In September NATO promised to help Latvia, Estonia and Lithuania maintain their security, as the situation in Ukraine continued to simmer and Russia loomed as a potential threat to the former Eastern Bloc nations. Sightings of Russian military aircraft and navy ships have been happening with increasing frequency over recent weeks, raising concerns about President Vladimir Putin's military and strategic intentions.

The military movements are "not normal," Tom Nichols, a professor at the U.S. Naval War College and senior associate at the Carnegie Council on Ethics and International Affairs, told Business Insider. "[I]t clearly comes from the very top as an expression of Putin’s foreign policy.”

Putin told German TV network ARD Sunday that Russian air and naval movements are taking place “exclusively in the international waters and over international airspace,” according to Bloomberg.

NATO identified Russian military planes over the Atlantic Ocean and the Baltic and North Seas last month, and Russia's minister of defense said last week the country would send aircraft to patrol in the Gulf of Mexico.

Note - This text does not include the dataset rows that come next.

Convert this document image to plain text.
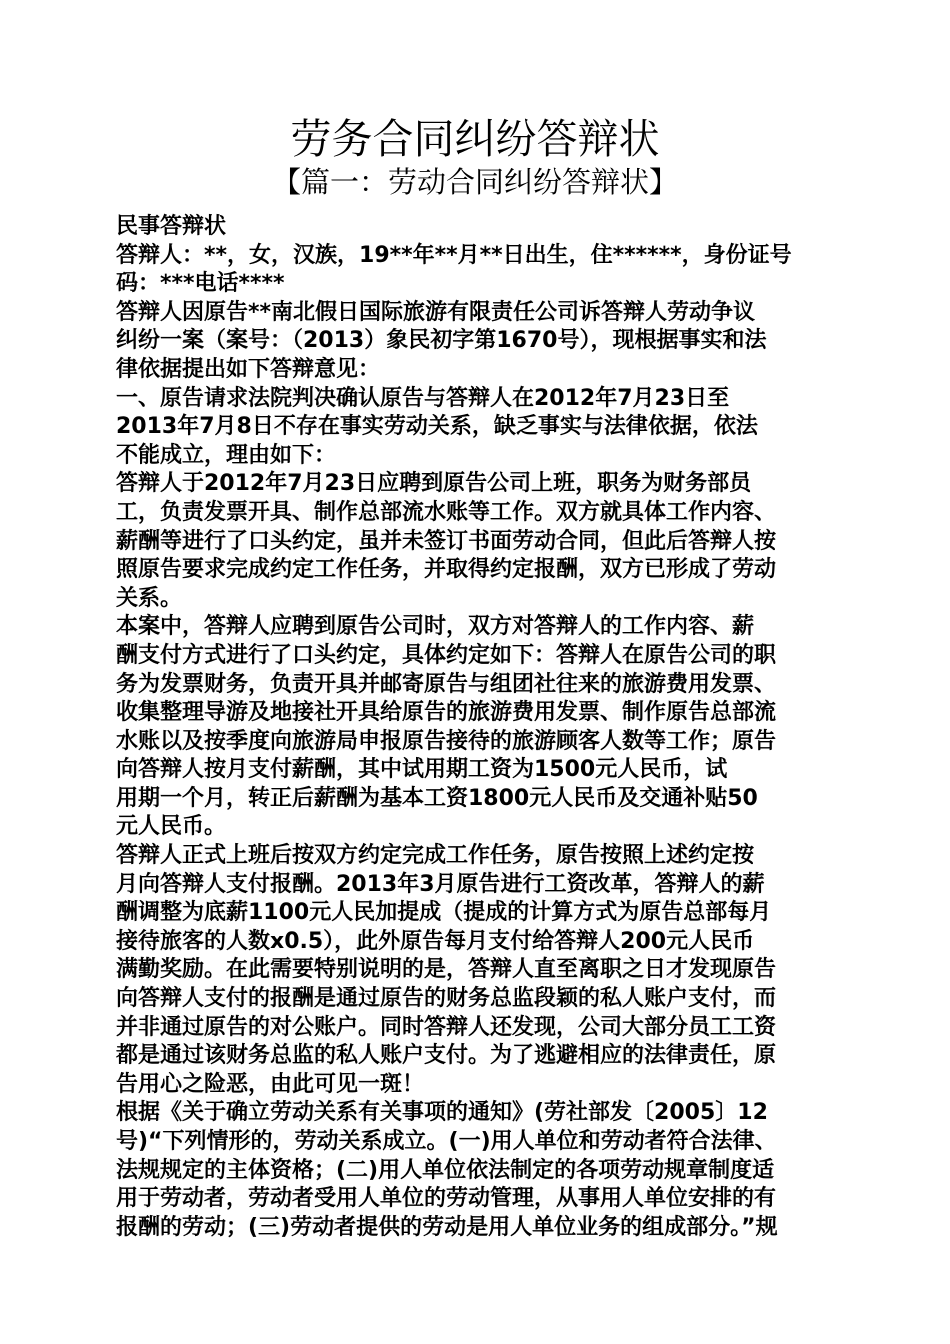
劳务合同纠纷答辩状
【篇一：劳动合同纠纷答辩状】
民事答辩状
答辩人：**，女，汉族，19**年**月**日出生，住******，身份证号
码：***电话****
答辩人因原告**南北假日国际旅游有限责任公司诉答辩人劳动争议
纠纷一案（案号：（2013）象民初字第1670号），现根据事实和法
律依据提出如下答辩意见：
一、原告请求法院判决确认原告与答辩人在2012年7月23日至
2013年7月8日不存在事实劳动关系，缺乏事实与法律依据，依法
不能成立，理由如下：
答辩人于2012年7月23日应聘到原告公司上班，职务为财务部员
工，负责发票开具、制作总部流水账等工作。双方就具体工作内容、
薪酬等进行了口头约定，虽并未签订书面劳动合同，但此后答辩人按
照原告要求完成约定工作任务，并取得约定报酬，双方已形成了劳动
关系。
本案中，答辩人应聘到原告公司时，双方对答辩人的工作内容、薪
酬支付方式进行了口头约定，具体约定如下：答辩人在原告公司的职
务为发票财务，负责开具并邮寄原告与组团社往来的旅游费用发票、
收集整理导游及地接社开具给原告的旅游费用发票、制作原告总部流
水账以及按季度向旅游局申报原告接待的旅游顾客人数等工作；原告
向答辩人按月支付薪酬，其中试用期工资为1500元人民币，试
用期一个月，转正后薪酬为基本工资1800元人民币及交通补贴50
元人民币。
答辩人正式上班后按双方约定完成工作任务，原告按照上述约定按
月向答辩人支付报酬。2013年3月原告进行工资改革，答辩人的薪
酬调整为底薪1100元人民加提成（提成的计算方式为原告总部每月
接待旅客的人数x0.5），此外原告每月支付给答辩人200元人民币
满勤奖励。在此需要特别说明的是，答辩人直至离职之日才发现原告
向答辩人支付的报酬是通过原告的财务总监段颖的私人账户支付，而
并非通过原告的对公账户。同时答辩人还发现，公司大部分员工工资
都是通过该财务总监的私人账户支付。为了逃避相应的法律责任，原
告用心之险恶，由此可见一斑！
根据《关于确立劳动关系有关事项的通知》(劳社部发〔2005〕12
号)“下列情形的，劳动关系成立。(一)用人单位和劳动者符合法律、
法规规定的主体资格；(二)用人单位依法制定的各项劳动规章制度适
用于劳动者，劳动者受用人单位的劳动管理，从事用人单位安排的有
报酬的劳动；(三)劳动者提供的劳动是用人单位业务的组成部分。”规
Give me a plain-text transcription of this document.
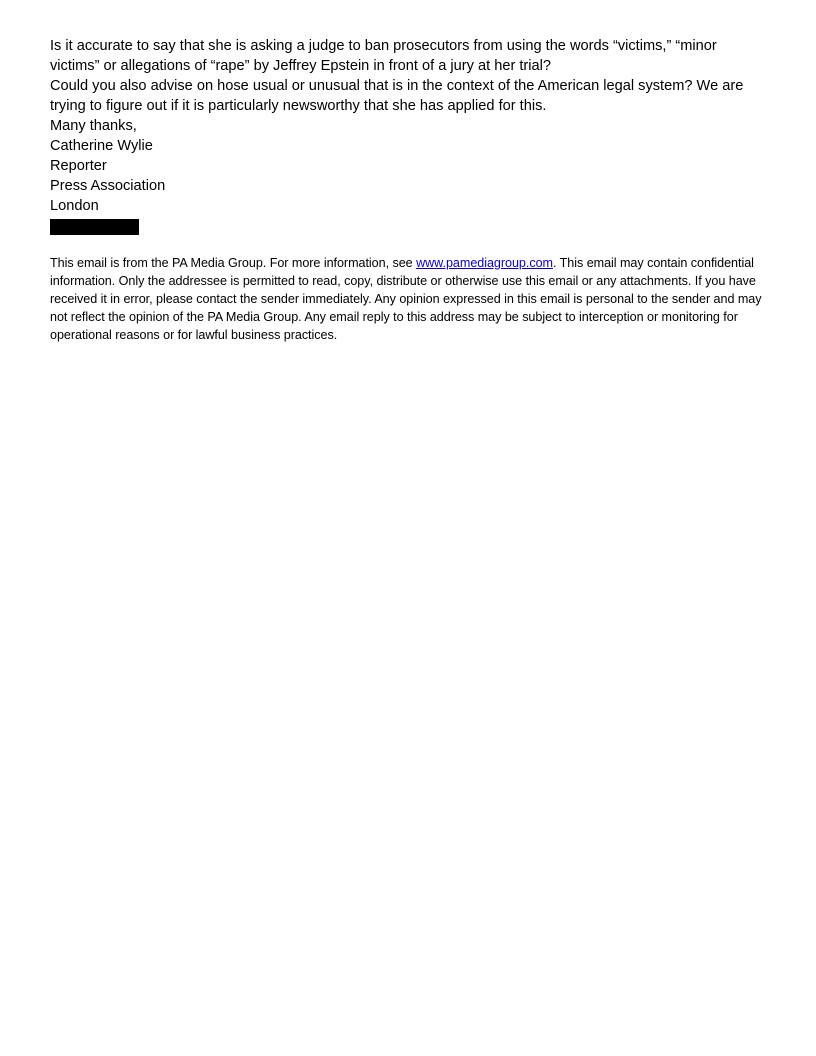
Is it accurate to say that she is asking a judge to ban prosecutors from using the words “victims,” “minor victims” or allegations of “rape” by Jeffrey Epstein in front of a jury at her trial?

Could you also advise on hose usual or unusual that is in the context of the American legal system? We are trying to figure out if it is particularly newsworthy that she has applied for this.

Many thanks,

Catherine Wylie

Reporter

Press Association

London

This email is from the PA Media Group. For more information, see www.pamediagroup.com. This email may contain confidential information. Only the addressee is permitted to read, copy, distribute or otherwise use this email or any attachments. If you have received it in error, please contact the sender immediately. Any opinion expressed in this email is personal to the sender and may not reflect the opinion of the PA Media Group. Any email reply to this address may be subject to interception or monitoring for operational reasons or for lawful business practices.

A group of Russian navy warships also appeared near Australia during the recent G-20 summit in a move seen as a direct provocation of Australian Prime Minister Tony Abbott.

"Certainly it is unusual for Russian naval elements to be in Australian waters,” Abbott said. "Unusual, not entirely unprecedented, but unusual ... Let’s not forget that Russia has been much more militarily assertive in recent times.”

Meanwhile, Maxim Raku, a spokesman for the Russian embassy in Canberra, told Fairfax Media that the ships' movement was “not directly related to Australia,” the Telegraph reported.

"Your reaction is not that surprising because we do rarely go this way," Raku said. "We really don't break any rules, we stick to international law, so why should we be seen as a danger?"